Syrian survivors stories in Chicago

CHICAGO, IL – On Friday, Jan 17 , 2014, Heba and Amineh met with dozens of diplomats and NGO representatives, hosted by the Permanent Mission of Norway at the United Nations, to speak freely for the first time about the survivors’ stories of death and devastation at the hands of the Assad regime.

They will be in Chicago next week discussing their first hand accounts:

Monday Jan 27, 2014 they will be in Chicago at DePaul University at 6:00 pm

Tuesday Jan 28, 2014 they will be in Chicago at Ashton Place at 8:00 pm

“I don’t need your tears,” Amineh said, speaking today before the our event. “I need your help.”
“I cannot remember life before the revolution started three years ago,” survivor Heba Sawan said. “Only the war. This is my whole life now.”

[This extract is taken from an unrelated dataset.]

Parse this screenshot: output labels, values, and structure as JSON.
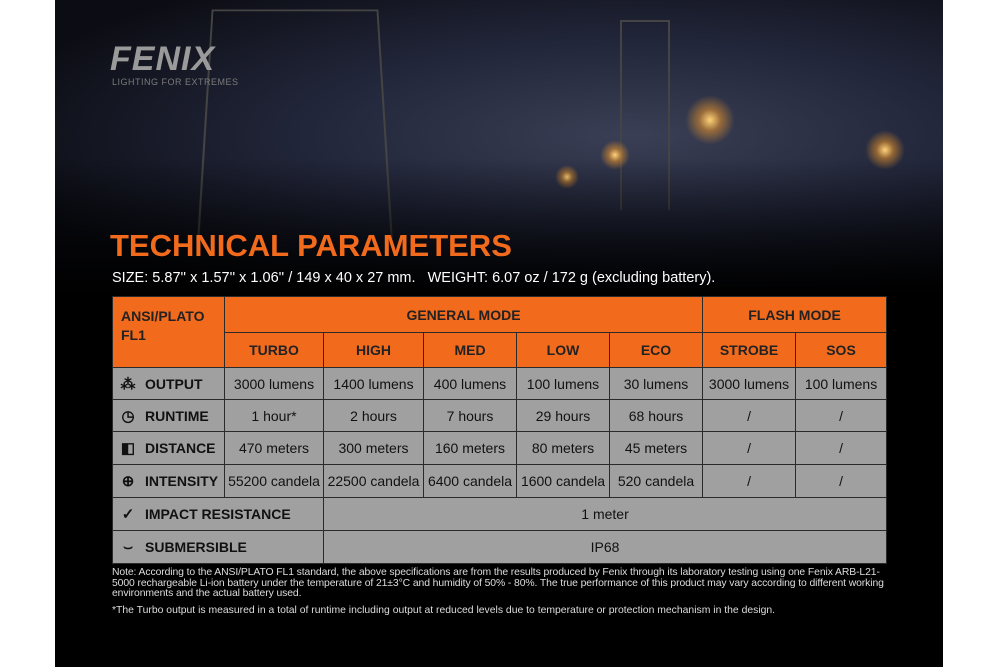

Heba, 24, and her cousin Amineh Sawan, 23, arrived in the U.S. in mid-January to tell their story of survival as their small town of Moadamiya, a suburb of Damascus, was devastated by the army of Syrian dictator Bashar al-Assad.

The two young women saw with their own eyes the killing of family, friends and others—all civilians–by the Syrian Army of Bashar al-Assad. Early on in the war, Heba’s financé was killed.

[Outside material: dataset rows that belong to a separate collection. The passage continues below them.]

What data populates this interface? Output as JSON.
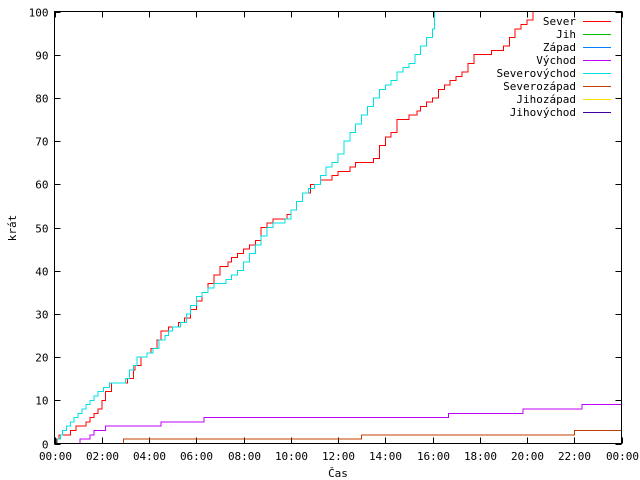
{
  "chart_data": {
    "type": "line",
    "title": "",
    "xlabel": "Čas",
    "ylabel": "krát",
    "xlim_minutes": [
      0,
      1440
    ],
    "ylim": [
      0,
      100
    ],
    "x_tick_labels": [
      "00:00",
      "02:00",
      "04:00",
      "06:00",
      "08:00",
      "10:00",
      "12:00",
      "14:00",
      "16:00",
      "18:00",
      "20:00",
      "22:00",
      "00:00"
    ],
    "y_ticks": [
      0,
      10,
      20,
      30,
      40,
      50,
      60,
      70,
      80,
      90,
      100
    ],
    "grid": false,
    "legend_position": "top-right",
    "series": [
      {
        "name": "Sever",
        "color": "#ff0000",
        "x_minutes": [
          0,
          5,
          12,
          20,
          40,
          55,
          70,
          80,
          90,
          100,
          110,
          120,
          130,
          145,
          155,
          170,
          185,
          200,
          205,
          220,
          235,
          245,
          260,
          270,
          280,
          290,
          300,
          315,
          330,
          345,
          360,
          375,
          390,
          405,
          420,
          440,
          450,
          465,
          480,
          495,
          510,
          525,
          540,
          555,
          570,
          590,
          600,
          615,
          630,
          650,
          660,
          675,
          690,
          705,
          720,
          735,
          750,
          765,
          780,
          795,
          810,
          825,
          840,
          855,
          870,
          885,
          900,
          920,
          930,
          945,
          960,
          975,
          990,
          1005,
          1020,
          1035,
          1050,
          1065,
          1080,
          1095,
          1110,
          1125,
          1140,
          1155,
          1170,
          1185,
          1200,
          1215,
          1222
        ],
        "y": [
          0,
          1,
          2,
          2,
          3,
          4,
          4,
          5,
          6,
          7,
          8,
          10,
          12,
          14,
          14,
          14,
          15,
          17,
          18,
          20,
          21,
          22,
          24,
          26,
          26,
          27,
          27,
          28,
          29,
          31,
          33,
          35,
          37,
          39,
          41,
          42,
          43,
          44,
          45,
          46,
          47,
          50,
          51,
          52,
          52,
          53,
          54,
          56,
          58,
          60,
          60,
          61,
          61,
          62,
          63,
          63,
          64,
          65,
          65,
          65,
          66,
          69,
          71,
          72,
          75,
          75,
          76,
          77,
          78,
          79,
          80,
          82,
          83,
          84,
          85,
          86,
          88,
          90,
          90,
          90,
          91,
          91,
          92,
          94,
          96,
          97,
          98,
          100,
          100
        ]
      },
      {
        "name": "Jih",
        "color": "#00c000",
        "x_minutes": [],
        "y": []
      },
      {
        "name": "Západ",
        "color": "#0080ff",
        "x_minutes": [],
        "y": []
      },
      {
        "name": "Východ",
        "color": "#c000ff",
        "x_minutes": [
          60,
          65,
          90,
          100,
          130,
          240,
          270,
          330,
          380,
          600,
          780,
          870,
          1000,
          1080,
          1190,
          1310,
          1340,
          1440
        ],
        "y": [
          0,
          1,
          2,
          3,
          4,
          4,
          5,
          5,
          6,
          6,
          6,
          6,
          7,
          7,
          8,
          8,
          9,
          9
        ]
      },
      {
        "name": "Severovýchod",
        "color": "#00e0e0",
        "x_minutes": [
          0,
          8,
          15,
          20,
          30,
          40,
          50,
          60,
          70,
          80,
          90,
          100,
          110,
          125,
          140,
          155,
          170,
          180,
          190,
          200,
          210,
          220,
          235,
          250,
          265,
          280,
          290,
          300,
          320,
          335,
          345,
          360,
          375,
          390,
          405,
          420,
          435,
          450,
          465,
          480,
          495,
          510,
          525,
          540,
          555,
          570,
          585,
          600,
          615,
          630,
          645,
          660,
          675,
          690,
          705,
          720,
          735,
          750,
          765,
          780,
          795,
          810,
          825,
          840,
          855,
          870,
          885,
          900,
          915,
          930,
          945,
          960,
          965
        ],
        "y": [
          0,
          1,
          2,
          3,
          4,
          5,
          6,
          7,
          8,
          9,
          10,
          11,
          12,
          13,
          14,
          14,
          14,
          15,
          17,
          18,
          20,
          20,
          21,
          22,
          24,
          25,
          26,
          27,
          28,
          30,
          32,
          34,
          35,
          36,
          37,
          37,
          38,
          39,
          40,
          42,
          44,
          46,
          48,
          50,
          51,
          51,
          52,
          54,
          56,
          58,
          59,
          60,
          62,
          64,
          65,
          67,
          70,
          72,
          74,
          76,
          78,
          80,
          82,
          83,
          84,
          86,
          87,
          88,
          90,
          92,
          94,
          96,
          100
        ]
      },
      {
        "name": "Severozápad",
        "color": "#c04000",
        "x_minutes": [
          170,
          175,
          600,
          780,
          1320,
          1440
        ],
        "y": [
          0,
          1,
          1,
          2,
          3,
          4
        ]
      },
      {
        "name": "Jihozápad",
        "color": "#ffe000",
        "x_minutes": [],
        "y": []
      },
      {
        "name": "Jihovýchod",
        "color": "#4000a0",
        "x_minutes": [],
        "y": []
      }
    ]
  }
}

In the pre-dawn August morning when Assad’s army attacked the town with chemical weapons the two cousins rushed to the makeshift hospital and began treating victims. More than 1,200 of their neighbors were killed in the attack. “Bodies were spasming uncontrollably,” Amineh said. “Children were screaming unintelligible words as they were dying.” An infant died in her arms.
Assad’s forces laid siege to Moadamiya, blocking the delivery of food and other essentials, and preventing anyone from leaving. Those who tried to escape were cut down by snipers’ fire.
The young cousins were determined to make a difference. With the schools destroyed by artillery fire, the children of Moadamiya were left with nothing more to do than play war on rubble filled streets. Heba and Amineh established an underground school for the local children—a place to escape the harsh reality outside.